Oleh humas2 on February 16, 2017

Jakarta (16/02)--- Dalam rangka sosialisasi Tax Amnesty dan Pelaporan Surat Pemberitahuan Tahunan (SPT), Sekretaris Kemenko PMK Y.B Satya Sananugraha pagi tadi membuka  sosialisasi Tax Amnesty di Ruang Rapat Lt.7, gedung Kemenko PMK, Jakarta.
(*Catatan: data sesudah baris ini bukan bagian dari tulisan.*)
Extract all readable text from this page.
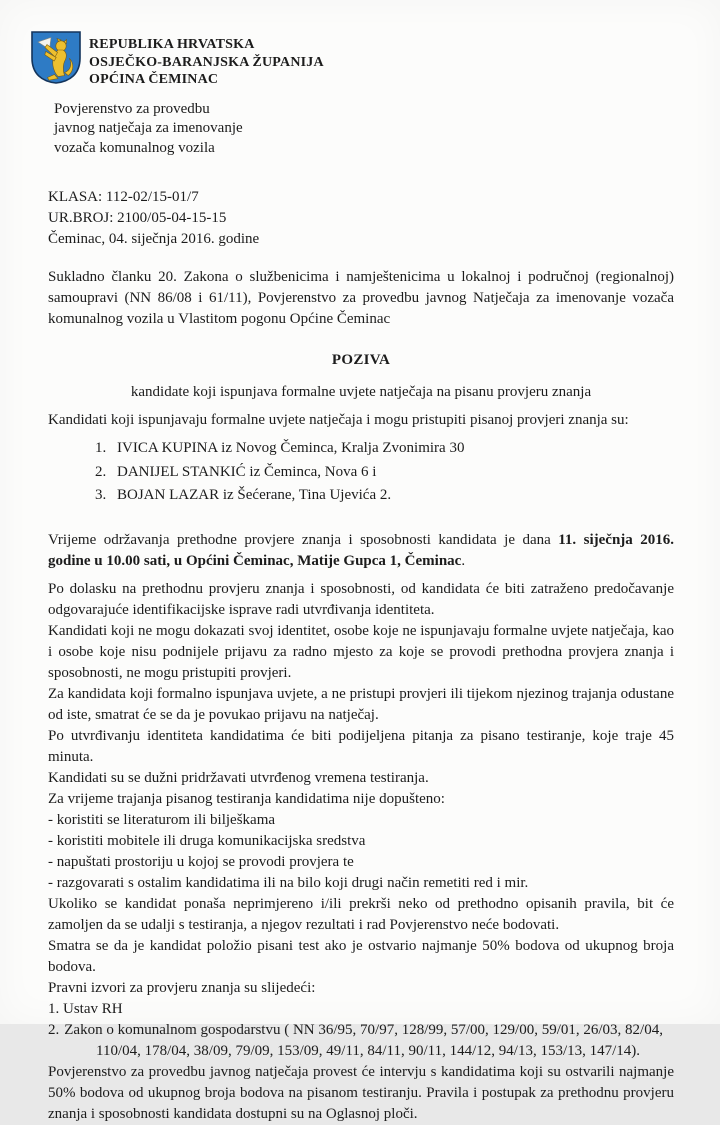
REPUBLIKA HRVATSKA
OSJEČKO-BARANJSKA ŽUPANIJA
OPĆINA ČEMINAC
Povjerenstvo za provedbu
javnog natječaja za imenovanje
vozača komunalnog vozila
KLASA: 112-02/15-01/7
UR.BROJ: 2100/05-04-15-15
Čeminac, 04. siječnja 2016. godine
Sukladno članku 20. Zakona o službenicima i namještenicima u lokalnoj i područnoj (regionalnoj) samoupravi (NN 86/08 i 61/11), Povjerenstvo za provedbu javnog Natječaja za imenovanje vozača komunalnog vozila u Vlastitom pogonu Općine Čeminac
POZIVA
kandidate koji ispunjava formalne uvjete natječaja na pisanu provjeru znanja
Kandidati koji ispunjavaju formalne uvjete natječaja i mogu pristupiti pisanoj provjeri znanja su:
1. IVICA KUPINA iz Novog Čeminca, Kralja Zvonimira 30
2. DANIJEL STANKIĆ iz Čeminca, Nova 6 i
3. BOJAN LAZAR iz Šećerane, Tina Ujevića 2.
Vrijeme održavanja prethodne provjere znanja i sposobnosti kandidata je dana 11. siječnja 2016. godine u 10.00 sati, u Općini Čeminac, Matije Gupca 1, Čeminac.

Po dolasku na prethodnu provjeru znanja i sposobnosti, od kandidata će biti zatraženo predočavanje odgovarajuće identifikacijske isprave radi utvrđivanja identiteta.

Kandidati koji ne mogu dokazati svoj identitet, osobe koje ne ispunjavaju formalne uvjete natječaja, kao i osobe koje nisu podnijele prijavu za radno mjesto za koje se provodi prethodna provjera znanja i sposobnosti, ne mogu pristupiti provjeri.

Za kandidata koji formalno ispunjava uvjete, a ne pristupi provjeri ili tijekom njezinog trajanja odustane od iste, smatrat će se da je povukao prijavu na natječaj.

Po utvrđivanju identiteta kandidatima će biti podijeljena pitanja za pisano testiranje, koje traje 45 minuta.

Kandidati su se dužni pridržavati utvrđenog vremena testiranja.

Za vrijeme trajanja pisanog testiranja kandidatima nije dopušteno:

- koristiti se literaturom ili bilješkama

- koristiti mobitele ili druga komunikacijska sredstva

- napuštati prostoriju u kojoj se provodi provjera te

- razgovarati s ostalim kandidatima ili na bilo koji drugi način remetiti red i mir.

Ukoliko se kandidat ponaša neprimjereno i/ili prekrši neko od prethodno opisanih pravila, bit će zamoljen da se udalji s testiranja, a njegov rezultati i rad Povjerenstvo neće bodovati.

Smatra se da je kandidat položio pisani test ako je ostvario najmanje 50% bodova od ukupnog broja bodova.

Pravni izvori za provjeru znanja su slijedeći:

1. Ustav RH

2. Zakon o komunalnom gospodarstvu ( NN 36/95, 70/97, 128/99, 57/00, 129/00, 59/01, 26/03, 82/04, 110/04, 178/04, 38/09, 79/09, 153/09, 49/11, 84/11, 90/11, 144/12, 94/13, 153/13, 147/14).

Povjerenstvo za provedbu javnog natječaja provest će intervju s kandidatima koji su ostvarili najmanje 50% bodova od ukupnog broja bodova na pisanom testiranju. Pravila i postupak za prethodnu provjeru znanja i sposobnosti kandidata dostupni su na Oglasnoj ploči.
Hadir dalam sosialisasi ini seluruh Pejabat Eselon I, II, III, IV serta pegawai di lingkup Kemenko PMK.

Djangkung Sudjarwadi, selaku Narasumber yang juga berasal dari Kantor Pengadilan Pajak, memberikan paparan bahwa sesuai arahan Menko PMK kepada Sesmenko PMK Y.B Satya Sananugraha menunjuk Kepala Biro Umum Kemenko PMK Indah Suwarni untuk memberikan sosialisasi Tax Amnesty kepada seluruh aparatur sipil negara (ASN) maupun pejabat eselon I,II,III, dan IV untuk melaporkan seluruh harta kekayaannya sebelum batas akhir penutupan Tax Amnesty tanggal 31 maret 2017. “Tax Amnesty itu merupakan orang pribadi atau badan yang bersifat memaksa berdasarkan Undang-Undang untuk berkontribusi kepada negara dengan membayar pajak, dengan tidak mendapatkan imbalan secara langsung dan digunakan untuk keperluan negara bagi sebesar-besarnya kemakmuran rakyat,” ujar Djangkung.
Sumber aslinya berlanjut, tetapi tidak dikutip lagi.